STEP 3 - Add Shadows
I repainted the sky, using the same mixtures as Step 2, so it looks more solid, richer in color and value. I went back into the trees adding more variation of color, using Hansa Yellow and Ultramarine Blue. For a very dark green, I added a little Quinacridone Rose to the blue/yellow mixture.
Then I continued blocking in the large front wall of the church, using the Quinacridone Gold and Quinacridone Rose. And a little Ultramarine Blue was added to the mixture of the two colors in the shaded areas of the wall.

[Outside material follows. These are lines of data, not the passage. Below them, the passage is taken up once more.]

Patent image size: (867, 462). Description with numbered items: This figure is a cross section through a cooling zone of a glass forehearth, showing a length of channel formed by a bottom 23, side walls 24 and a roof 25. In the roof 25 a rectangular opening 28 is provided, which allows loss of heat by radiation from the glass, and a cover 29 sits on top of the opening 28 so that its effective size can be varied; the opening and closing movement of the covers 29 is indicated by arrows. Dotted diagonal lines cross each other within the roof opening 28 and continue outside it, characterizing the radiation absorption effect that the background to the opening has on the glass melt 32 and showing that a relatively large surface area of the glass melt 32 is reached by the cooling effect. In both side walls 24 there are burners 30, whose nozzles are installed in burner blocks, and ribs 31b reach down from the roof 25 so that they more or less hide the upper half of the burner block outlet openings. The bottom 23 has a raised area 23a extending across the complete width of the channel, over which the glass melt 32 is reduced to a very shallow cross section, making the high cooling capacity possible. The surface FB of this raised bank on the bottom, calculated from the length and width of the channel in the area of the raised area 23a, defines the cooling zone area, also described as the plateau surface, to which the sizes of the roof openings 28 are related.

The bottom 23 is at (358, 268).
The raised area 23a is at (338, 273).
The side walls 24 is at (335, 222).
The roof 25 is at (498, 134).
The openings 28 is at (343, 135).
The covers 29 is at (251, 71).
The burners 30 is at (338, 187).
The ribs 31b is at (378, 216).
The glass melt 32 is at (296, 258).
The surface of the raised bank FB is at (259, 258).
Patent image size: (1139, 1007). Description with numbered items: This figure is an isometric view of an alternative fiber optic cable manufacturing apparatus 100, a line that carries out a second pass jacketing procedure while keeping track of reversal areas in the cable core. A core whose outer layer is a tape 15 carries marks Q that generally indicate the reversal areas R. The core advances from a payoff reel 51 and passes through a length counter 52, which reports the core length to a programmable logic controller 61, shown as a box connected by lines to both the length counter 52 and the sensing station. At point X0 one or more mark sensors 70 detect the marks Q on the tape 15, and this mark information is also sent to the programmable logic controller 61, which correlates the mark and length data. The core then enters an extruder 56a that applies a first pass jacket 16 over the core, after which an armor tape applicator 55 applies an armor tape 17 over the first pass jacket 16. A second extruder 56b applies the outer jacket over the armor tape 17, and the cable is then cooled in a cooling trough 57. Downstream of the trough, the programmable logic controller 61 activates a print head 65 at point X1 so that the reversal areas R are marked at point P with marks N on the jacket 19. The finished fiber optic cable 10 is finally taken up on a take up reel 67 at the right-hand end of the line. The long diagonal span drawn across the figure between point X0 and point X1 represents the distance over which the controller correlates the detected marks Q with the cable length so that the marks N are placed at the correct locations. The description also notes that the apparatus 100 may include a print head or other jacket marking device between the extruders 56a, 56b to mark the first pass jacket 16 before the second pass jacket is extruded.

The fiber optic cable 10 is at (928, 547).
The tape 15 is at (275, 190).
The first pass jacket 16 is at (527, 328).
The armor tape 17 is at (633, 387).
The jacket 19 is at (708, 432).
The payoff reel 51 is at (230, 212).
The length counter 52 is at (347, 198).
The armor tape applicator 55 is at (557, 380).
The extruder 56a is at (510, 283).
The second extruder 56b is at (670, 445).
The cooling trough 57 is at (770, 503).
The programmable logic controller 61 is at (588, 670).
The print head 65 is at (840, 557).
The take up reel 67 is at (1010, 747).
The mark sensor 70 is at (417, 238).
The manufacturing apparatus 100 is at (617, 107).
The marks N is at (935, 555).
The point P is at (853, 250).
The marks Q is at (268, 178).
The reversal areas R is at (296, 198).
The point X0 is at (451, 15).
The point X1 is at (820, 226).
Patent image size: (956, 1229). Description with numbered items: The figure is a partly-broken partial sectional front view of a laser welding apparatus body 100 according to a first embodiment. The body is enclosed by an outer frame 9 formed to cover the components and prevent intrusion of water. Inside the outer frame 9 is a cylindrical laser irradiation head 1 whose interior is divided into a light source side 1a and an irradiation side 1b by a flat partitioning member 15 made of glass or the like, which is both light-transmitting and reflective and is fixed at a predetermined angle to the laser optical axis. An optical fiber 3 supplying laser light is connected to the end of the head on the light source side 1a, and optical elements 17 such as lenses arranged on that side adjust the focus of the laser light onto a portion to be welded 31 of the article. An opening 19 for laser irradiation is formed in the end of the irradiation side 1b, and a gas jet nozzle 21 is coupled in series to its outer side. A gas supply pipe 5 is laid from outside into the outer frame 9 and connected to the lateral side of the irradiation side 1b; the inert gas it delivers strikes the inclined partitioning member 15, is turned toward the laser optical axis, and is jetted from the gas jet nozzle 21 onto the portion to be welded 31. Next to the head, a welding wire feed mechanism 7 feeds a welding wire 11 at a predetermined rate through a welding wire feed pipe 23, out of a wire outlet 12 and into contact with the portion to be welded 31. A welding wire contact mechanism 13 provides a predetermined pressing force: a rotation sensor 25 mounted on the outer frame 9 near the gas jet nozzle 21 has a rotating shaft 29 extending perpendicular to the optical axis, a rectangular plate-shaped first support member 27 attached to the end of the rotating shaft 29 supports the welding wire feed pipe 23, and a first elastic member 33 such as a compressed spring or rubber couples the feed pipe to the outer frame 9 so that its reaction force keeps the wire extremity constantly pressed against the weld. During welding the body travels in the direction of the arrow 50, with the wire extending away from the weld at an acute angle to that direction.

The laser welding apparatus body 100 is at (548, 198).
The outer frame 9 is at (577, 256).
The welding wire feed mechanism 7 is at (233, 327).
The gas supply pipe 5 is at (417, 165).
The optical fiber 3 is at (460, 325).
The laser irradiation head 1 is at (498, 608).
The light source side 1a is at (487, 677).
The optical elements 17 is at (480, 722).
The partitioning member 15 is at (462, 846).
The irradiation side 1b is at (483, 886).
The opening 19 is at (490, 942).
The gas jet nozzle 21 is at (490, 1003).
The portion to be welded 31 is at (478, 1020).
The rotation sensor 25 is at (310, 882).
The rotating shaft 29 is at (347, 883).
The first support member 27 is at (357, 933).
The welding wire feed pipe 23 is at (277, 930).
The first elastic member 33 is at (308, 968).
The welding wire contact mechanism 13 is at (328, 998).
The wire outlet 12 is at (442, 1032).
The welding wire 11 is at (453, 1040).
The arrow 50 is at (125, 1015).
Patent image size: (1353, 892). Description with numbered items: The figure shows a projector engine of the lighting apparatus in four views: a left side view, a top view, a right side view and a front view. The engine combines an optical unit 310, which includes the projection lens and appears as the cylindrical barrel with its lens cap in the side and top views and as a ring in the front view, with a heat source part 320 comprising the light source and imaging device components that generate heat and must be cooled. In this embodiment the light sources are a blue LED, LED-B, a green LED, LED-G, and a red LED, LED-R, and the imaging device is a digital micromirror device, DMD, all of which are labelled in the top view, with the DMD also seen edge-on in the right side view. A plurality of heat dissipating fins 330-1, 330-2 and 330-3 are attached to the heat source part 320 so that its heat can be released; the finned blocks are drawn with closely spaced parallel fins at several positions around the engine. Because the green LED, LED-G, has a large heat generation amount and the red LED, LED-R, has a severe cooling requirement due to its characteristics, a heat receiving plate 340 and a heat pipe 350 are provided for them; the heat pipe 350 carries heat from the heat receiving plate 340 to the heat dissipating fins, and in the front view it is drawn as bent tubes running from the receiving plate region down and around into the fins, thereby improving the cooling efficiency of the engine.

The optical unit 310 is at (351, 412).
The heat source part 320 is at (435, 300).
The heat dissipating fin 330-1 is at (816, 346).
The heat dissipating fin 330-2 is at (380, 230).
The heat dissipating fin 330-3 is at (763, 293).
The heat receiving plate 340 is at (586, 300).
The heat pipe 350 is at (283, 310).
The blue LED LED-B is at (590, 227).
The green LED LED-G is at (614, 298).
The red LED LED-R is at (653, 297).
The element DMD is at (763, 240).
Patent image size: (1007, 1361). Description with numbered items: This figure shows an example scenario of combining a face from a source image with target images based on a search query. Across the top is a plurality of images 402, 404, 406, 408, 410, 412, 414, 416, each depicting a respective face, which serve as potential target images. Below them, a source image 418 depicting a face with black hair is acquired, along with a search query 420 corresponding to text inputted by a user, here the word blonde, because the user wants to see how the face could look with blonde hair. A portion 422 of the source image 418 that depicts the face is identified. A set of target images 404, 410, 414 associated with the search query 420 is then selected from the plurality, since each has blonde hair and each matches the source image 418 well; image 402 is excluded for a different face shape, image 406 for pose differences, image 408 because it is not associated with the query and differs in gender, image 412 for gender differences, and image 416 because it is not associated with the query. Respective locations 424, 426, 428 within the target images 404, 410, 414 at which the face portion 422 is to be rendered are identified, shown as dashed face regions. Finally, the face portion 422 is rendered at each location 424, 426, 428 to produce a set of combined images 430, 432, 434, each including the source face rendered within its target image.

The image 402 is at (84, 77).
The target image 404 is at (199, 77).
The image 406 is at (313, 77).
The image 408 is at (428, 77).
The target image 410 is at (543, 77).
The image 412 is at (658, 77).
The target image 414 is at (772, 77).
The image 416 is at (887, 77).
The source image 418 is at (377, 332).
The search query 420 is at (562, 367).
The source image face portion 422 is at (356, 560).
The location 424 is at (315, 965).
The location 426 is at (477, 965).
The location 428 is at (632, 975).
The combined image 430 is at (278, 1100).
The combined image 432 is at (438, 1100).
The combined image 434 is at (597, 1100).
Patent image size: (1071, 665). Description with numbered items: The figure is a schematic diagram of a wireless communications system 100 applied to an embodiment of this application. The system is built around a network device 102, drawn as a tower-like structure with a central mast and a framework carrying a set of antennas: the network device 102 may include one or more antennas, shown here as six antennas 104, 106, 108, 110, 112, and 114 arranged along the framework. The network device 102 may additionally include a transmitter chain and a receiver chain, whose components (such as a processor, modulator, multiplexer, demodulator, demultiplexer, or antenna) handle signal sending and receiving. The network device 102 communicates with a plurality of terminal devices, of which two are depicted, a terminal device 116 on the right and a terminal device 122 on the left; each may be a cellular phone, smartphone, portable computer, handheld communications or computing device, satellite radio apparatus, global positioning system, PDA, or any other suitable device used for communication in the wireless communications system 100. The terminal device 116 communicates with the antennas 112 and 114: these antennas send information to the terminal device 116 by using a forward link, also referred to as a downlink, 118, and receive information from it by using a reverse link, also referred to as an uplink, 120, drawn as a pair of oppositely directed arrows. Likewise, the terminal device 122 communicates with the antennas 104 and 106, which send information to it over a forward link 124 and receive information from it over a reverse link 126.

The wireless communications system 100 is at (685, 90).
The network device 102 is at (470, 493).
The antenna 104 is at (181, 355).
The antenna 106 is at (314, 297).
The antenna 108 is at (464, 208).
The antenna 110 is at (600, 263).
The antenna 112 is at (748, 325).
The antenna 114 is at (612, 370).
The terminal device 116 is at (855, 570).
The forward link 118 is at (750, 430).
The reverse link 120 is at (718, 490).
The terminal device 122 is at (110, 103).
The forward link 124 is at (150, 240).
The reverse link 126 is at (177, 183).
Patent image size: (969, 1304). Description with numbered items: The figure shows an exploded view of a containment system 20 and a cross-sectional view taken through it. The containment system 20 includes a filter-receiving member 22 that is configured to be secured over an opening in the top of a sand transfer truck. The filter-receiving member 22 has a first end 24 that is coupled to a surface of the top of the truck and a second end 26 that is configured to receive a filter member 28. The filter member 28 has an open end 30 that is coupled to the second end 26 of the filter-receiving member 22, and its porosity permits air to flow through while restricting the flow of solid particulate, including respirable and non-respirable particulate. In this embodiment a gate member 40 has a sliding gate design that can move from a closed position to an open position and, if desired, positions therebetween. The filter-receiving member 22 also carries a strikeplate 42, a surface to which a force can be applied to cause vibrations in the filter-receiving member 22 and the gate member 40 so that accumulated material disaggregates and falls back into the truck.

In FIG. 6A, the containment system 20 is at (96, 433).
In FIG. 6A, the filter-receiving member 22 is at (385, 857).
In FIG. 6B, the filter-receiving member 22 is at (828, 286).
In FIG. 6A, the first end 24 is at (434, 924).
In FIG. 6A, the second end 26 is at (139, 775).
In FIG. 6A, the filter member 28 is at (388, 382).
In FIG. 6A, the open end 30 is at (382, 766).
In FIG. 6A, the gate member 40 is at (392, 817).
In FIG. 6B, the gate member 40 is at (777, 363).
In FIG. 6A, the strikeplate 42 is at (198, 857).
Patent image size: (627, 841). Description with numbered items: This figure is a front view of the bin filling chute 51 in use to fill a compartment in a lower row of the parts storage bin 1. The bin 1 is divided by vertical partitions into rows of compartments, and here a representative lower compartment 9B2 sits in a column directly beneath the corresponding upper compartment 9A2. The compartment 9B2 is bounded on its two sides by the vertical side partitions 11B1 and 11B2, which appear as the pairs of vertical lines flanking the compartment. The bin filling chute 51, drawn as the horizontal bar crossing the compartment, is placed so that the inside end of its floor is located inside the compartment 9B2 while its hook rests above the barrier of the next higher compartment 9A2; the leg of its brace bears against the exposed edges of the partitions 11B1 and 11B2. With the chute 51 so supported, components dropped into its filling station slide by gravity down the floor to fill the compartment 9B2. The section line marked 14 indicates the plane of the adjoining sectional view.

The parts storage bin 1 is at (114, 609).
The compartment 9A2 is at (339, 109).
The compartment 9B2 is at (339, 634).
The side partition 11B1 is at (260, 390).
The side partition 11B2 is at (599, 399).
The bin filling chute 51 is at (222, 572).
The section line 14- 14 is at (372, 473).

The door is painted with the same mixtures. I mixed Ultramarine Blue, Quinacridone Rose and Quinacridone Gold to make black. That's how you get black, by mixing all three primaries together: blue, red and yellow. I painted the shadow shapes under the porches, the railings and windows with this black mixture. Phthalo Blue was used for the bright blue trim on the porch.
STEP 4 - Add Highlights and Details
Now I've painted back into the sky and added white to my mix of Ultramarine Blue and Quinacridone Rose. When you add white, be sure to include a second blue in the mix. For example, combine Ultramarine Blue plus white plus Cobalt Blue, or Ultramarine Blue plus white plus Phthalo Blue. This keeps the color mixture from looking chalky. You are "exciting" the mixture by adding either color above: Ultramarine Blue which is Cobalt Blue, or the color above Cobalt Blue on the color wheel, which is Phthalo Blue. Any time I add white to any color, I go either above or below the local color on the wheel to prevent that chalky, pasty look.
I made the decision to paint the trees very, very dark behind the walls of the church, just for more drama. The entire painting was touched up with white in the mixes. When white was added to yellow, I would add Quinacridone Gold. When white was added to Quinacridone Gold, I would add Quinacridone Rose. (Remember about going up or down the wheel analogously to excite the color mixture.) Then a little more calligraphy work on the church towers, adding the bells and a window here or there, finished the painting.
It's a fun project. Try your own colors, different from mine, and see how creative you can become.
About the Author
Pat Weaver is an internationally recognized watercolor artist with more than 30 years of experience. Her watercolors are spontaneous and direct. The colors excite the viewer and flow from her brush like music from a fine violin. Her love, knowledge and command of the watercolor medium is passed onto the hundreds of students who have taken her workshops throughout the years. She conducts workshops on Portrait and Figures; Landscapes; Floral and Still Life; Animals; Drawing and Color Theory throughout the U.S. and abroad. Many of these students have taken multiple workshops from her and keep coming back time after time. She inspires, motivates and teaches the fundamental principles of painting, choosing to allow students to develop their own style of painting. But all the while disciplining and encouraging them to apply the principles taught to produce fine art.